Quanto tempo devo prever para uma visita completa, incluindo o topo?

Cerca de noventa minutos a duas horas para cobrir devidamente as câmaras subterrâneas, a arena e a subida ao topo, mais o museu ali perto, se o tempo permitir.

Vale a pena visitar El Djem depois de já ter visto o Coliseu, em Roma?

Sim — é mais pequeno do que o Coliseu, mas está muito melhor preservado nalguns pontos, e é consideravelmente menos concorrido, o que altera substancialmente a experiência de visita.
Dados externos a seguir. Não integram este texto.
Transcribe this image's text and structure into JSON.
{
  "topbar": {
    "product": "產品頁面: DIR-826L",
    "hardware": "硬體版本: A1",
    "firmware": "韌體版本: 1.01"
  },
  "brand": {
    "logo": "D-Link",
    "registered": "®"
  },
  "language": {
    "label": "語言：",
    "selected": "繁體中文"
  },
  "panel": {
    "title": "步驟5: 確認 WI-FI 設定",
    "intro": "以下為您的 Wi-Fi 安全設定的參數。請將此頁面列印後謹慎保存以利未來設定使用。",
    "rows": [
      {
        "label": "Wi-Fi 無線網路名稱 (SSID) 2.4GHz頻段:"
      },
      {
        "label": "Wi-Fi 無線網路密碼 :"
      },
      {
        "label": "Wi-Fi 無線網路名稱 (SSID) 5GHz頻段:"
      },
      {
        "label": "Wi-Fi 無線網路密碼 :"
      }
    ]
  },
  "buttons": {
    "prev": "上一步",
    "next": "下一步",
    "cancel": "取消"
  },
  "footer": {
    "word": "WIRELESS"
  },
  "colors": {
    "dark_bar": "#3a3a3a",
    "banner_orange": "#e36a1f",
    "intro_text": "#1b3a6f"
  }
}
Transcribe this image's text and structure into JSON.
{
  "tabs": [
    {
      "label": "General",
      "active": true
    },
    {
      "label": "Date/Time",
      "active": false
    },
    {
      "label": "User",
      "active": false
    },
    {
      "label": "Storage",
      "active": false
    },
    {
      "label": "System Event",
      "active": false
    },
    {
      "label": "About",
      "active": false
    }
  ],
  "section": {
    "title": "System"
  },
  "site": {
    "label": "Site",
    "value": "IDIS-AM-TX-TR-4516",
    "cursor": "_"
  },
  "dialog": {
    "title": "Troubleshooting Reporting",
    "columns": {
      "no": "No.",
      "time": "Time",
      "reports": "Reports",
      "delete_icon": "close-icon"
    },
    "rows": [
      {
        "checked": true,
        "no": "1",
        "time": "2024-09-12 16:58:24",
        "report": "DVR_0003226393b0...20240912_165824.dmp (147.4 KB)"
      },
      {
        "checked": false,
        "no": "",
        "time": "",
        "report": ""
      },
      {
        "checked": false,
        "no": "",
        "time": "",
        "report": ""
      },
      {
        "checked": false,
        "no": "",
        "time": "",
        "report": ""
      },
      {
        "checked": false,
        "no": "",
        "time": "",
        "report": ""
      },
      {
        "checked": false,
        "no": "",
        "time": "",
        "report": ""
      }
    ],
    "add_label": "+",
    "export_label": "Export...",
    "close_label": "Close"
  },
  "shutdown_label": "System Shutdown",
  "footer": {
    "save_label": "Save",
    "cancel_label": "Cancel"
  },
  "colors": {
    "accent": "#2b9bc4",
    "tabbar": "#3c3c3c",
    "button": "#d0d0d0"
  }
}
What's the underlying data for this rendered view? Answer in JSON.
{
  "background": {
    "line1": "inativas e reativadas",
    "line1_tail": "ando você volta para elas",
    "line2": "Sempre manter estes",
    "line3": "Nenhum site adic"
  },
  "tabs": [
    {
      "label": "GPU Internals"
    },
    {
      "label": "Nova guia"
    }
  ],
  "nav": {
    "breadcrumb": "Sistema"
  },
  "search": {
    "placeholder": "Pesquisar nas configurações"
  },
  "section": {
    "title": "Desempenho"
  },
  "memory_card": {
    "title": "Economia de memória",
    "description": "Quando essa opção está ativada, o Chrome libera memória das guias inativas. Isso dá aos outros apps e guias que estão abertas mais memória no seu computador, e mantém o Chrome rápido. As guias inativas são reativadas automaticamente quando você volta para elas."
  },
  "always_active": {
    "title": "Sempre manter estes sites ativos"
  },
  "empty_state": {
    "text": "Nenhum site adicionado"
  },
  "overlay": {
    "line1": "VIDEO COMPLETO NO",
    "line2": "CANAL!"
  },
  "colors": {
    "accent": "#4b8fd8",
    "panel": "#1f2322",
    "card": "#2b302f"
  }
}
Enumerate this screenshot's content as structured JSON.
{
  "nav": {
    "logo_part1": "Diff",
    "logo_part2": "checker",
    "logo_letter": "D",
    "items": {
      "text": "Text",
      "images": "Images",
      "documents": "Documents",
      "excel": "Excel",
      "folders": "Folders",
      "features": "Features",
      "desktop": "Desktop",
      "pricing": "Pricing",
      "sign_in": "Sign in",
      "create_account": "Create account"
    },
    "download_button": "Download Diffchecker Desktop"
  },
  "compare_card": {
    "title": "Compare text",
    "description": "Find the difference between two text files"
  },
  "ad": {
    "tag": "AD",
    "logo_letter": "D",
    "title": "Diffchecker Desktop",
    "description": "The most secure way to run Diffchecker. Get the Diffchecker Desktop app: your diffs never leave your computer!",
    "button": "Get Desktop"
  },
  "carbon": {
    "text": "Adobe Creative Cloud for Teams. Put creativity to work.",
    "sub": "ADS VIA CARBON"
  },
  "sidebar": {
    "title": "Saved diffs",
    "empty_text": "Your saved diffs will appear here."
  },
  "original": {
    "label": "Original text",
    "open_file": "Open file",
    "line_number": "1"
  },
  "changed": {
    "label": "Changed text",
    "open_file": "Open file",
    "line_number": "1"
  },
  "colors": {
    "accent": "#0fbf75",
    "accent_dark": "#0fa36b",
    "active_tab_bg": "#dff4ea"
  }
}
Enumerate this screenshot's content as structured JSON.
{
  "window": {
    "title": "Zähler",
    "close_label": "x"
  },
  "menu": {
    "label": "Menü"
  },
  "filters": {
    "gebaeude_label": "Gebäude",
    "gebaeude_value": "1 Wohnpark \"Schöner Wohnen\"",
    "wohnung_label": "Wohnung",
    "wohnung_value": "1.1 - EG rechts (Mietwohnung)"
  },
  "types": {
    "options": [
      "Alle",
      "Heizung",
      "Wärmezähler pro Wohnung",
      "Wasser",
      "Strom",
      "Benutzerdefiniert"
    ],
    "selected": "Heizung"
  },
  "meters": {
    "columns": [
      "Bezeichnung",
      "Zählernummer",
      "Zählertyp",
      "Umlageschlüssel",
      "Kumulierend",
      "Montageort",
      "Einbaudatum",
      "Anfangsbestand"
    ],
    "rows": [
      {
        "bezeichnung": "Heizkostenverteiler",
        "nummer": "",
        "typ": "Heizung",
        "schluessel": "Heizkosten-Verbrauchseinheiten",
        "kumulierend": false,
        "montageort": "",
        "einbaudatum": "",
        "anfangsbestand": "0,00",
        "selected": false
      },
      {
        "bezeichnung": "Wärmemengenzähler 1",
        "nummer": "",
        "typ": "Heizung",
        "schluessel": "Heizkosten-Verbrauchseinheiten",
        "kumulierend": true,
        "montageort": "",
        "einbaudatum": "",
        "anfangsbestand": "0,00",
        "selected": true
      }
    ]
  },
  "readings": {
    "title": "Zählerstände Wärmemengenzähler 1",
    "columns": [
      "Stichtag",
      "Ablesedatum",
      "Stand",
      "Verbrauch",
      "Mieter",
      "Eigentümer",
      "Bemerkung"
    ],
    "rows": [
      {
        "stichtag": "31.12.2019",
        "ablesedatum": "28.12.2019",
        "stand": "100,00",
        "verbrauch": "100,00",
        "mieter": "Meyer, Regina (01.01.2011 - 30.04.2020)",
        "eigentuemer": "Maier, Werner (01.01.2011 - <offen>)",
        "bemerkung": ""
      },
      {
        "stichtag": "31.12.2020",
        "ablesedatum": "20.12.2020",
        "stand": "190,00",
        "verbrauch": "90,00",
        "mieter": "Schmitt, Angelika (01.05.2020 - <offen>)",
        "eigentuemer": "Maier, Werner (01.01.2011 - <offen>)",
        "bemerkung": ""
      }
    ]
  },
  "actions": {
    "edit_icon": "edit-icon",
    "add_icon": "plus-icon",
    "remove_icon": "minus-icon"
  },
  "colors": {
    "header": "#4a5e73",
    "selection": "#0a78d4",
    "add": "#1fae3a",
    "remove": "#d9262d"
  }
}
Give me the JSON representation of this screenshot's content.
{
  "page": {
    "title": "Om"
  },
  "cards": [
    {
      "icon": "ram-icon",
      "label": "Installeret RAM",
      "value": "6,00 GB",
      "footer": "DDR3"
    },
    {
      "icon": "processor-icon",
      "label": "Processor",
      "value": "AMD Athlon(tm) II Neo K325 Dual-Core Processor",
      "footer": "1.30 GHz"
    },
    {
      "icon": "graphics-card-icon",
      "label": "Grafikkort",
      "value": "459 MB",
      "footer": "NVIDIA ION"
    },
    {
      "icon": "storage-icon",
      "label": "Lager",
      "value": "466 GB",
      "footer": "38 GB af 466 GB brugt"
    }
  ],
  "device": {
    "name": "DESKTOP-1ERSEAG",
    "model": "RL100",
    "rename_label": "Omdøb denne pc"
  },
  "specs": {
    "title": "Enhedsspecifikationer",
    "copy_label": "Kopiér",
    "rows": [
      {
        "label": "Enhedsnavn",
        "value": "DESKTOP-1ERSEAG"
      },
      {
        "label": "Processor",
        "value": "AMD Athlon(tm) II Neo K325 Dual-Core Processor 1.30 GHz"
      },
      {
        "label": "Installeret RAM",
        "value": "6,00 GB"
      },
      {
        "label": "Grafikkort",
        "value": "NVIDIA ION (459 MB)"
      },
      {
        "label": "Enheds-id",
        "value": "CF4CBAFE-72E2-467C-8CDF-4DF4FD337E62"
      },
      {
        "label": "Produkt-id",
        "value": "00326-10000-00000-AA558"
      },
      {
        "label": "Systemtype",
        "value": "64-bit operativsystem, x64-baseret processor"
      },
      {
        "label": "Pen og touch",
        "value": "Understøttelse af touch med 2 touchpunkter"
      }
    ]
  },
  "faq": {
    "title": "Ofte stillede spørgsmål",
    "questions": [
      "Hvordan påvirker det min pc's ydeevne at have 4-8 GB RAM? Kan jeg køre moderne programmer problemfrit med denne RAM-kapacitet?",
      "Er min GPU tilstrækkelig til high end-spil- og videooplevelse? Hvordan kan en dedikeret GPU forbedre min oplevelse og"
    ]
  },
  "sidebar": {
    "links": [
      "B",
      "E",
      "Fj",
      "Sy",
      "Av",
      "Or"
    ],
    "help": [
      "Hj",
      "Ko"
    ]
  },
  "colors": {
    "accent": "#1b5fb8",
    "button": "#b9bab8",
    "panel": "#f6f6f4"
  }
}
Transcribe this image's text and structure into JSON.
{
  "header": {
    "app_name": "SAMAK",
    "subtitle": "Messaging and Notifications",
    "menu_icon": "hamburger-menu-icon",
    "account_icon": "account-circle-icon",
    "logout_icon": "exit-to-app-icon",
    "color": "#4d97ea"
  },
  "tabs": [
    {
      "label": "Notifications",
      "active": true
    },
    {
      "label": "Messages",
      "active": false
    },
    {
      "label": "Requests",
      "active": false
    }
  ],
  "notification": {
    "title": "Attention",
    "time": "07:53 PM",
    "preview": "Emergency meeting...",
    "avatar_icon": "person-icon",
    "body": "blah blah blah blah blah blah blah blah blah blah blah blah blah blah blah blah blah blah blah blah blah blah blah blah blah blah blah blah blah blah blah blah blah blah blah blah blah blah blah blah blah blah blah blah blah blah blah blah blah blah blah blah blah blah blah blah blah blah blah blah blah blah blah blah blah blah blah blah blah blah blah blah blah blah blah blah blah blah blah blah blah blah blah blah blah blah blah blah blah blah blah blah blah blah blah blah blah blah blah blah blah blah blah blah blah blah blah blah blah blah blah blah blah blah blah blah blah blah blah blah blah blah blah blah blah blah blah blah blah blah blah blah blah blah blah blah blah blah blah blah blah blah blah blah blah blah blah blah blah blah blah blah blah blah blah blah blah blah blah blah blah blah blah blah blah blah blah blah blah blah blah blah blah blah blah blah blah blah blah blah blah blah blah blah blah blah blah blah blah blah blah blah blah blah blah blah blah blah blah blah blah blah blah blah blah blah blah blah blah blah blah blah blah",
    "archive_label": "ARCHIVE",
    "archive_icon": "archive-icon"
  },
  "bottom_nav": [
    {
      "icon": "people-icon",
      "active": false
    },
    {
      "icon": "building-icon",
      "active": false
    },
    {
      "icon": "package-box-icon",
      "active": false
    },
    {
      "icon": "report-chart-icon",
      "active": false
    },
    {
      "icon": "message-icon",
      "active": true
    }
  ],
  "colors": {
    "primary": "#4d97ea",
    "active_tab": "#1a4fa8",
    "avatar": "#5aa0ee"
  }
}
Qual é a melhor altura do dia para visitar?

De manhã ou ao fim da tarde, para evitar o calor do meio-dia, já que o anfiteatro oferece muito pouca sombra em qualquer dos níveis.

É possível visitar El Djem num passeio de um dia a partir de Tunes?

Sim, embora seja uma viagem mais longa, cerca de duas horas e meia a três horas em cada sentido, pelo que é mais comum combiná-la com uma noite na costa do Sahel ou associá-la a locais mais próximos.

Vale a pena o tempo extra no museu?

É um complemento que vale a pena se houver trinta a quarenta minutos disponíveis, com mosaicos bem preservados recuperados de vilas romanas dos arredores da cidade, ainda que seja secundário face ao próprio anfiteatro.

Como é que El Djem se compara a outros sítios romanos da Tunísia?

Está sistematicamente entre os melhores sítios romanos do país pelo que se consegue realmente ver e visitar, destacando-se de locais como Dougga ou Bulla Regia, que têm uma área maior mas são, arquitetonicamente, menos impressionantes.